Now probably Peggy is confident on the fundamentals, she would probably never make a men’s shirt pattern without a yoke and, if you know her well, you would be aware of that. But, missing this detail from the schematic would throw off newbies such as myself. When you are starting out, it is very easy to be confused by sorting out silly mistake from fundamental error. For instance I can now read a knitting or crochet pattern and it is obvious to me where there is a silly mistake or typo. Being new to sewing, I can’t do this. To reduce the barriers to initial sewing success it really helps when EVERYTHING is accurate, and you can streamline your effort productively.
I really strongly recommend the Peggy Saggers webcasts (freely available) and now I have all her DVDs as well. I have learned to trust her even though sometimes I haven’t the foggiest idea of what she is talking about. To be fair on myself, pattern making and garment sewing are enormous topics and one can’t simply absorb this stuff instantly.
I adore Peggy’s attitude, her accessibility, her willingness to put time into educating the public in how we can implement up-to-date sewing techniques for accuracy, and copy what is current in high-end RTW.

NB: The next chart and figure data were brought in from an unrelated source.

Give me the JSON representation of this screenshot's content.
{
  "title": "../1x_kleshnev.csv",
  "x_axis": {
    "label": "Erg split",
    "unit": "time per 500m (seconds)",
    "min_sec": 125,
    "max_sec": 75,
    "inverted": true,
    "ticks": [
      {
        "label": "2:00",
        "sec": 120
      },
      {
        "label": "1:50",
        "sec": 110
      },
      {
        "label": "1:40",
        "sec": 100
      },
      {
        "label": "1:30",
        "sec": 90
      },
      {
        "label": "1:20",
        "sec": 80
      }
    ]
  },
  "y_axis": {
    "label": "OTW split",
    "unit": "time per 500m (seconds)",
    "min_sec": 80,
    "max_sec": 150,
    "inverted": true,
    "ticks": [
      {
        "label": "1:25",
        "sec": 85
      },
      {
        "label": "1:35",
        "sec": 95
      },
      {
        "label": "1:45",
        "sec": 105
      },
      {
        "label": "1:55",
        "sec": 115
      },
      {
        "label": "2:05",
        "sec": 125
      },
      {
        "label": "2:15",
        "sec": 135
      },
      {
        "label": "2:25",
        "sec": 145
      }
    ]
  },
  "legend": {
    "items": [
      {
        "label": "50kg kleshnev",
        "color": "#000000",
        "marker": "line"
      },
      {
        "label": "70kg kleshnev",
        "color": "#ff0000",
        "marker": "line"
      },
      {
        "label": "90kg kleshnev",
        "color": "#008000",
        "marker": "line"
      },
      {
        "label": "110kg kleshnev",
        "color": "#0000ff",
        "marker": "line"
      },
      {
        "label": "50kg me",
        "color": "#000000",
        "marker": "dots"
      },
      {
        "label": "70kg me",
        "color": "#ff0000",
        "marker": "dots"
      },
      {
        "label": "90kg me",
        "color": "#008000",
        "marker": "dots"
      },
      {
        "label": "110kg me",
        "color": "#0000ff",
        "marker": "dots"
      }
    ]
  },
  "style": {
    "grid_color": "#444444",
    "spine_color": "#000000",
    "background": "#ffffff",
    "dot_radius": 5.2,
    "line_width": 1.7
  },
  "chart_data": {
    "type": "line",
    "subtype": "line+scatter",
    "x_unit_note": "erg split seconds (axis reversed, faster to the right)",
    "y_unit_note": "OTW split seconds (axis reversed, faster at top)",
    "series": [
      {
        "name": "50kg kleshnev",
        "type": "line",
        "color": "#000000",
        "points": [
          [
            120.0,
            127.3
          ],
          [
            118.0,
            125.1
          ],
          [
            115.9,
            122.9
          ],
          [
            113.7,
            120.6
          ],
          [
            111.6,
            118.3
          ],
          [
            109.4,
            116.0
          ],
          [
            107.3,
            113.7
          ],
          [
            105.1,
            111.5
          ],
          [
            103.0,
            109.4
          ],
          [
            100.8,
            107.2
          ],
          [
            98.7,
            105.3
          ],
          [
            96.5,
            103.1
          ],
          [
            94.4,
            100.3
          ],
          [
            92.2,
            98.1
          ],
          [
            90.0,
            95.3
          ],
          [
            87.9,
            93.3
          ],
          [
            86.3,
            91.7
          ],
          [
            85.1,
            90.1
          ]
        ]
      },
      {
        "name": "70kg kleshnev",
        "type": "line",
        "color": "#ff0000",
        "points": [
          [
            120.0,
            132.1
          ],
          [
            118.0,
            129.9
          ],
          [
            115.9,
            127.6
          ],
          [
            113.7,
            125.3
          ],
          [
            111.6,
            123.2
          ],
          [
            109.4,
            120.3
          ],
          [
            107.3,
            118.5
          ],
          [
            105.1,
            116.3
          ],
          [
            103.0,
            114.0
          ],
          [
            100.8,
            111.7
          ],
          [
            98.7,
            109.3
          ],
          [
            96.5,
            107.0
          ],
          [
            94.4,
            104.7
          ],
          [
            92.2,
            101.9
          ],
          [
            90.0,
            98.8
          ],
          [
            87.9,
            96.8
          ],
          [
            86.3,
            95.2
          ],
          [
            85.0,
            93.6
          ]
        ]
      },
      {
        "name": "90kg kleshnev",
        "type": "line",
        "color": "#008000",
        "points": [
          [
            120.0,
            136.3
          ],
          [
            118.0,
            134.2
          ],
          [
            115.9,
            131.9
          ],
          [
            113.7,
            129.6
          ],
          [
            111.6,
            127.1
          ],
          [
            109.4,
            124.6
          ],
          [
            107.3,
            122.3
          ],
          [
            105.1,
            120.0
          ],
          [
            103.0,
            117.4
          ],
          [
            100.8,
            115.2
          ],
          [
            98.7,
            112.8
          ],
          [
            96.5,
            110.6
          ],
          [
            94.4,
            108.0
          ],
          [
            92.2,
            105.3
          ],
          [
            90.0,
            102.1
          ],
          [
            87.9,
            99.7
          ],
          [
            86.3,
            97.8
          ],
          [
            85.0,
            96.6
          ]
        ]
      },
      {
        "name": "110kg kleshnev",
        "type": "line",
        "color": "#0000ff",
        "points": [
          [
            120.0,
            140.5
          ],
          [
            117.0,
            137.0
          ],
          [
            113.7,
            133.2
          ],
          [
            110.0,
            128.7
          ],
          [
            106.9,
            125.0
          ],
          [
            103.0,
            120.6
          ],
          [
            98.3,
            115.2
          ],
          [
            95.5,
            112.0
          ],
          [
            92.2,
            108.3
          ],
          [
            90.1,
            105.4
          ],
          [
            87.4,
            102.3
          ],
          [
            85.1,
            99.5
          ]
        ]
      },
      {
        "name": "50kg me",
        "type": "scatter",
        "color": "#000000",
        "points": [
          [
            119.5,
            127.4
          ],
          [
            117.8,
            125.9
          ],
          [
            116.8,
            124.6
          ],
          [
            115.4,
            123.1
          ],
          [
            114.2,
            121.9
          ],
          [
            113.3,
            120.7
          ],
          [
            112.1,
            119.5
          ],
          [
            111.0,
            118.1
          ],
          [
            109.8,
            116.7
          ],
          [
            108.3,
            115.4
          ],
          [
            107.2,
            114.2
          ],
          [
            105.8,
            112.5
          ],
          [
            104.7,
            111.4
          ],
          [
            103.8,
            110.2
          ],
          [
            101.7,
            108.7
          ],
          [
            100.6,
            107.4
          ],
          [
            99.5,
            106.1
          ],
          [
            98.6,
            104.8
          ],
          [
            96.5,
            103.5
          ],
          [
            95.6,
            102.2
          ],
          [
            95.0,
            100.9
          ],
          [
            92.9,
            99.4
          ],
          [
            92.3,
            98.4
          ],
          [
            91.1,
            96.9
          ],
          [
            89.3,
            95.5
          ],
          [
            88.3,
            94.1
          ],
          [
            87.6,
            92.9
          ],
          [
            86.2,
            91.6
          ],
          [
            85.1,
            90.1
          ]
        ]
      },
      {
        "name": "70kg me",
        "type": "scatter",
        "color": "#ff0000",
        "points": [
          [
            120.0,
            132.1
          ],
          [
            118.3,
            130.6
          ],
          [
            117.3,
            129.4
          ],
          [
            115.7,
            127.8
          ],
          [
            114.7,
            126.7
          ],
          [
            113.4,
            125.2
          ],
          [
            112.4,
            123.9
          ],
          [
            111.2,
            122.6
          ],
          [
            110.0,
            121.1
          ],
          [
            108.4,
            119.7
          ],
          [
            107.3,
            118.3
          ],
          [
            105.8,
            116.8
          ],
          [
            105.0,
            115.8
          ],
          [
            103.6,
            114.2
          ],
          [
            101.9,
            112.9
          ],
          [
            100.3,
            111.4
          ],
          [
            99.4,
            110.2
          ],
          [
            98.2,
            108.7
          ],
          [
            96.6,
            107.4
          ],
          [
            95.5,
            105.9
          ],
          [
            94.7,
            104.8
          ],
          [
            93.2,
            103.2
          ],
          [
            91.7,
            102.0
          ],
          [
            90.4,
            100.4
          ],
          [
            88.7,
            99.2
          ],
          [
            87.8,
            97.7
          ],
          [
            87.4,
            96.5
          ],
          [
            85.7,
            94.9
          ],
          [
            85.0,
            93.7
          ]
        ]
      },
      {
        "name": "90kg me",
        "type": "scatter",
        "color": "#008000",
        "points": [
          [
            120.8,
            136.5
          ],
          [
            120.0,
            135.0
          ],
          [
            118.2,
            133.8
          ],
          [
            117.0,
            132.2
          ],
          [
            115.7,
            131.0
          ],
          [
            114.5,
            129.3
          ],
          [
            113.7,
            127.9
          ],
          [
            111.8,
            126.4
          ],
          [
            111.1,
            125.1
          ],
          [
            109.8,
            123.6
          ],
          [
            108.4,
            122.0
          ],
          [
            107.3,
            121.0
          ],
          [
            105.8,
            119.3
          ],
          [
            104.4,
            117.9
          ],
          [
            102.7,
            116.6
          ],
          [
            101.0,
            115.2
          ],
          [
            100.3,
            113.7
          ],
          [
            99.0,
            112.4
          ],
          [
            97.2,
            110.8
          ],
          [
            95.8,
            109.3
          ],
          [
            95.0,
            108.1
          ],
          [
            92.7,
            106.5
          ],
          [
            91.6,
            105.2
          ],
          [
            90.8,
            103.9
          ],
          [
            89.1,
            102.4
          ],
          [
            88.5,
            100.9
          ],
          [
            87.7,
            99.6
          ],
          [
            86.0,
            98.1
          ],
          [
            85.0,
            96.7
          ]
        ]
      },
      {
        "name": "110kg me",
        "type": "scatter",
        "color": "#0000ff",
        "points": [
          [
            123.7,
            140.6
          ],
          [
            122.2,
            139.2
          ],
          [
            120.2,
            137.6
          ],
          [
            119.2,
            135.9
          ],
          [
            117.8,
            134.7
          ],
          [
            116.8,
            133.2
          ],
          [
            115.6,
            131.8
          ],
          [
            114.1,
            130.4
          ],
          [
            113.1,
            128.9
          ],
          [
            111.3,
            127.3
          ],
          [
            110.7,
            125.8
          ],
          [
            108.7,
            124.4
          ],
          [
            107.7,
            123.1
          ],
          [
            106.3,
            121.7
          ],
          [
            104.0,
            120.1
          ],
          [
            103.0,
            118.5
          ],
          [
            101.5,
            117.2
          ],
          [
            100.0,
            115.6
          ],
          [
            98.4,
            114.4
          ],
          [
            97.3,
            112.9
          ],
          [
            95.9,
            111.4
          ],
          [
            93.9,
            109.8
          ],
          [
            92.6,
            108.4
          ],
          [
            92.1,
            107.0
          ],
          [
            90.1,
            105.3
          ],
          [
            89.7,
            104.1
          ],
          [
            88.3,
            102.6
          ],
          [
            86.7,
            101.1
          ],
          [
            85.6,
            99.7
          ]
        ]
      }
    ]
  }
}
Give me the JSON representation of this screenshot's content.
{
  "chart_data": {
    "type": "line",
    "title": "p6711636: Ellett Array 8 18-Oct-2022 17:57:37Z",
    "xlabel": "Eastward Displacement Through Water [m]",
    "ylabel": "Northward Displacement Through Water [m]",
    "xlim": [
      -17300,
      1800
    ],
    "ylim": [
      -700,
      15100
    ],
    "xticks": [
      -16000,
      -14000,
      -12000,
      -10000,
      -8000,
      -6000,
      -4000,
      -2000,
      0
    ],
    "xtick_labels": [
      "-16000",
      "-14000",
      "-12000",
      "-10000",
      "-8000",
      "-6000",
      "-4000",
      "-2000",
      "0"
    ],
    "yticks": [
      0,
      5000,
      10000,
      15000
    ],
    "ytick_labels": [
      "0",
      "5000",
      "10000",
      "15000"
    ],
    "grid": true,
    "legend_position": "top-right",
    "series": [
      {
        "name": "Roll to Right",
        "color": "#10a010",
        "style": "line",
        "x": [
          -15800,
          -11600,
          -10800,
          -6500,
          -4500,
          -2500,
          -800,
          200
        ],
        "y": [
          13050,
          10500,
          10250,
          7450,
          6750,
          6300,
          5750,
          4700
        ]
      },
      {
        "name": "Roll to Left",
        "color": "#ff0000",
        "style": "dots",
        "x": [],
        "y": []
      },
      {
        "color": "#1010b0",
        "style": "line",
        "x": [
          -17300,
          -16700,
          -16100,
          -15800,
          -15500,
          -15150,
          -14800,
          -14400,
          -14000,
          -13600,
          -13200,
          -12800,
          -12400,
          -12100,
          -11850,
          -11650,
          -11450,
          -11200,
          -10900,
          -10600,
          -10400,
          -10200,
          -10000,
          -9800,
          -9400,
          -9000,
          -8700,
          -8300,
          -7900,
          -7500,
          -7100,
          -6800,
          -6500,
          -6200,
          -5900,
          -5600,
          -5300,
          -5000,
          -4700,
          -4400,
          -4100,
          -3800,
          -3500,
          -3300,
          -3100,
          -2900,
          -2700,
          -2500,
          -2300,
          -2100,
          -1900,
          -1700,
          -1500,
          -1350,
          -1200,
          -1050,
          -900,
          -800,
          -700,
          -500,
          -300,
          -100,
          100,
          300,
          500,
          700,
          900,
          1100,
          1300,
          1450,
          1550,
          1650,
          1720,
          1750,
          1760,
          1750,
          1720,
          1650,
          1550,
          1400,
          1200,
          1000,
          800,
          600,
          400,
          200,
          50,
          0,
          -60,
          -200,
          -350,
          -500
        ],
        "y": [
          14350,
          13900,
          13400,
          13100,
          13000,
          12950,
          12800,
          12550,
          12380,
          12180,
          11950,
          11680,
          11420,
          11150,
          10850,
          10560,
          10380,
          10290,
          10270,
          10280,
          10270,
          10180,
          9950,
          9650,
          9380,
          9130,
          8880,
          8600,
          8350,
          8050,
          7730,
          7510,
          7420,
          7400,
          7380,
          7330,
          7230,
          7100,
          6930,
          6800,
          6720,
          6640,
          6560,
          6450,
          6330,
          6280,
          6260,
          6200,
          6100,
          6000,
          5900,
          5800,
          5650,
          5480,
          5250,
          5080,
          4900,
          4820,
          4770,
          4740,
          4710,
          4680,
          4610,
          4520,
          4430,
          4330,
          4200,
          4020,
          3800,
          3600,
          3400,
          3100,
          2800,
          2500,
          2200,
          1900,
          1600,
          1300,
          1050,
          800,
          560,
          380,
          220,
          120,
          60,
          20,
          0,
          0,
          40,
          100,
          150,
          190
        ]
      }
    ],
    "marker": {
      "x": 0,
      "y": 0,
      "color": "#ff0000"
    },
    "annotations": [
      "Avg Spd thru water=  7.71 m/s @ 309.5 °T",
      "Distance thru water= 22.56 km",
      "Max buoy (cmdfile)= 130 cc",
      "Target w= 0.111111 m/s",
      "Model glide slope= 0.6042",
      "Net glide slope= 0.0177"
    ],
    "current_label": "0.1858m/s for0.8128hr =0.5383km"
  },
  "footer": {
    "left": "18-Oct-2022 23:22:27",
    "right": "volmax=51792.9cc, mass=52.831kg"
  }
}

In the process, she is liberating hobbyist sewing from the 1050′s straitjacket it sometimes appears bogged down in. In my view, this seems is critical if the new generation of sewists will do more than Threadbangers style T-shirt refashioning projects and will actually make something that they will wear to a (successful) job interview.
As I go through the sewing process of this pattern I hope to document how I approached the sewing process and bridged the knowledge gap from my perspective as a newbie.